Beyond Bitcoin, the answers to our two questions will generally be some mixture of the two alternatives. This token is a little bit useful and a little bit profitable. Its value is a little bit derived from the efforts of an issuer and a little bit derived from a massive network of strangers. And, as the Chairman said in his remarks, these qualities may change as the token network matures or comes to exist in differing contexts. According to CoinDesk, the Chairman said:

If I have a laundry token for washing my clothes, that’s not a security. But if I have a set of 10 laundry tokens and the laundromats are to be developed and those are offered to me as something I can use for the future and I’m buying them because I can sell them to next year’s incoming class, that’s a security. What we find in the regulatory world [is that] the use of a laundry token evolves over time. The use can evolve toward or away from a security.
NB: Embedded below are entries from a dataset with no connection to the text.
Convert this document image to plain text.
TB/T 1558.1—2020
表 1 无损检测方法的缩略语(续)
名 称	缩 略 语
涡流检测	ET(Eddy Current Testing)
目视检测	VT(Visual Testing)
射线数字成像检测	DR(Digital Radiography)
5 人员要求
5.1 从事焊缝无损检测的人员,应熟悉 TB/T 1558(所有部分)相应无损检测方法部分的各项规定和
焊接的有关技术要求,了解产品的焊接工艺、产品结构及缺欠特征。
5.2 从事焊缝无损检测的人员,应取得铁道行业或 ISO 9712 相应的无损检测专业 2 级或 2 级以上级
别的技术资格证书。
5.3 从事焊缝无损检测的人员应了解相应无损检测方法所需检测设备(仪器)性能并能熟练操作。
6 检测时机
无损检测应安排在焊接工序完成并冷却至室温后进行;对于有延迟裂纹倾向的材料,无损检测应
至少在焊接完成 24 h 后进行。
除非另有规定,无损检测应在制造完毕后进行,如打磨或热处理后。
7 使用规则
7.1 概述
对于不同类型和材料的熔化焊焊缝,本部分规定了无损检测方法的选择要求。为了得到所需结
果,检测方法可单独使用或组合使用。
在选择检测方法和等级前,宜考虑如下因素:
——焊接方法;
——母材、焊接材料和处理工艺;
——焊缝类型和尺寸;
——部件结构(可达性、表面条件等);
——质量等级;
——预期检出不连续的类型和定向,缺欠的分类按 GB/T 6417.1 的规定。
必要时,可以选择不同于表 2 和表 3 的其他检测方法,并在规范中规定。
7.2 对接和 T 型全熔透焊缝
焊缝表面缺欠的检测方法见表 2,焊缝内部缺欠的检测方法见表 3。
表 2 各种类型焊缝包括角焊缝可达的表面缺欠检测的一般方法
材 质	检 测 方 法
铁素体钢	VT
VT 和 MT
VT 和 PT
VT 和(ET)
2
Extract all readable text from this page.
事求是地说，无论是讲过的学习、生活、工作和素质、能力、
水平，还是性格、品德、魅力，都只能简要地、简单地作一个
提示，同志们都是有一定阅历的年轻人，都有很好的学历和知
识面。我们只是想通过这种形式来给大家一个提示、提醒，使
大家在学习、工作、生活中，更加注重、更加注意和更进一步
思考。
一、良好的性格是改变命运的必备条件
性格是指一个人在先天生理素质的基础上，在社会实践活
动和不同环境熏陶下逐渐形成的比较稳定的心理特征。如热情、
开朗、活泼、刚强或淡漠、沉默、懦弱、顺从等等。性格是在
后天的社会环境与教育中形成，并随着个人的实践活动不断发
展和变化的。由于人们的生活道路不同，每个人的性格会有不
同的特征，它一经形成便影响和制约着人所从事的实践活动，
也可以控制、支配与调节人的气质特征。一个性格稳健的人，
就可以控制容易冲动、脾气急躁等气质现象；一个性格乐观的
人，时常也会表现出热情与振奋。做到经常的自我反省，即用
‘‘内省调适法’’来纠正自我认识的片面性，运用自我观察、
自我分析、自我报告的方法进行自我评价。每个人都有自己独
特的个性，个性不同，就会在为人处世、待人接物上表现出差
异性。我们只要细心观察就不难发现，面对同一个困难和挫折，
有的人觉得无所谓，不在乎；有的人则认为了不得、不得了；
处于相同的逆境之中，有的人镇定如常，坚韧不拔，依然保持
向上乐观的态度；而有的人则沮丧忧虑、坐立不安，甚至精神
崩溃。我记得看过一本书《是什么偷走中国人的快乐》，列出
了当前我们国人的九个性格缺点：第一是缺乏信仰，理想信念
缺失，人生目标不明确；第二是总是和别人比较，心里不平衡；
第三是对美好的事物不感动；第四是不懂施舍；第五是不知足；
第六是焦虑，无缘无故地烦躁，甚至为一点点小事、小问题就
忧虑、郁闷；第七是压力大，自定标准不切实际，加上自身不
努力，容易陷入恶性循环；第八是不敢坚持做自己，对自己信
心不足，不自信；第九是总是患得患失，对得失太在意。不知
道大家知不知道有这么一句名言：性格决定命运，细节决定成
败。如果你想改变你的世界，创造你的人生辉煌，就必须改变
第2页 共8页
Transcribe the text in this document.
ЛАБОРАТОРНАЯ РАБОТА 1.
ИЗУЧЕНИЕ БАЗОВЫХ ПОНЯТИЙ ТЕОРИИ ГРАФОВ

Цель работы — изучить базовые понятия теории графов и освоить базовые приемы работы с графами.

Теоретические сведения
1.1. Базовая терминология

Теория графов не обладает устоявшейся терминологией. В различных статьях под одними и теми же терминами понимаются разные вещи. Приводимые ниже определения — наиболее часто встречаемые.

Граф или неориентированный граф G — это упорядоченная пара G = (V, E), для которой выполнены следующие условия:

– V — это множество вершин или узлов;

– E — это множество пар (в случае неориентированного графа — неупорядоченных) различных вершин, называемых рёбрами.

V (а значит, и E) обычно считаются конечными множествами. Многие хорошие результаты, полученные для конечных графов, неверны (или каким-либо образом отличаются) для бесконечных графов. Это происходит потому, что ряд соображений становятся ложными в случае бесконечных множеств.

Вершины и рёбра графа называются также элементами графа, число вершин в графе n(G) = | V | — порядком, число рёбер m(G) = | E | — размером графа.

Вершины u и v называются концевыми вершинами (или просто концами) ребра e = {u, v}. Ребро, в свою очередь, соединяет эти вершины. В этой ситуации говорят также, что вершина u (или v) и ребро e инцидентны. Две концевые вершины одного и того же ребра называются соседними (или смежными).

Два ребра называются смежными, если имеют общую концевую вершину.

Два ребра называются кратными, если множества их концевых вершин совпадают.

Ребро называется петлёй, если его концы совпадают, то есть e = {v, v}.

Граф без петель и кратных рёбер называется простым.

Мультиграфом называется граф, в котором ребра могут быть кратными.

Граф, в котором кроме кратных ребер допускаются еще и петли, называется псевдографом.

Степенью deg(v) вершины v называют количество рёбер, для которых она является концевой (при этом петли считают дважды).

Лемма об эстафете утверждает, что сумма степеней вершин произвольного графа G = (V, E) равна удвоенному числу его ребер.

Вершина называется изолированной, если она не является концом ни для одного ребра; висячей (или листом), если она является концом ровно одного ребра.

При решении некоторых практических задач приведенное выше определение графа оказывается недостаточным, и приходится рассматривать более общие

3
If the token gets me access to a laundry machine today, then its value is primarily derived from the commercial goods or services to which it entitles the holder. If the washing machines are already in place, then I’m less reliant on any particular token promoter’s efforts; I can go to the laundry room and get the value of my token mostly without any further efforts of the seller. If, on the other hand, this promoter has sold me tokens that she promises will be useful for laundry in the future (even though there aren’t any machines that accept them now) and if I’m buying them because I expect she will only sell a few and that there will be big demand for them once the machines come online, then the token’s value is primarily as a speculative investment, and I’m relying on this promoter to deliver that promised profitable outcome.

It can be easier to think of this continuum as a graph with use-value to investment-value on one axis, and reliance on a network to reliance on an issuer on the other axis. Then we can characterize various tokens and their relation to potential SEC jurisdiction by looking at things geometrically. We can even distinguish between a token pre-sale (wherein you will rely on the seller to deliver the promised useful token, which may or may not be a security) and the delivered useful token (wherein you will rely on an open network of participants). We’ve previously used this graph to brief policymakers on the contours the token ecosystem and if you’re interested we even have a video version:

As the Chairman said, “The question is, where does our jurisdiction begin?” That question does not yet have an entirely unambiguous answer. And while there is much work left to be done to promote clarity, we’re encouraged that the SEC is focused on this issue and approaching it through common sense analysis.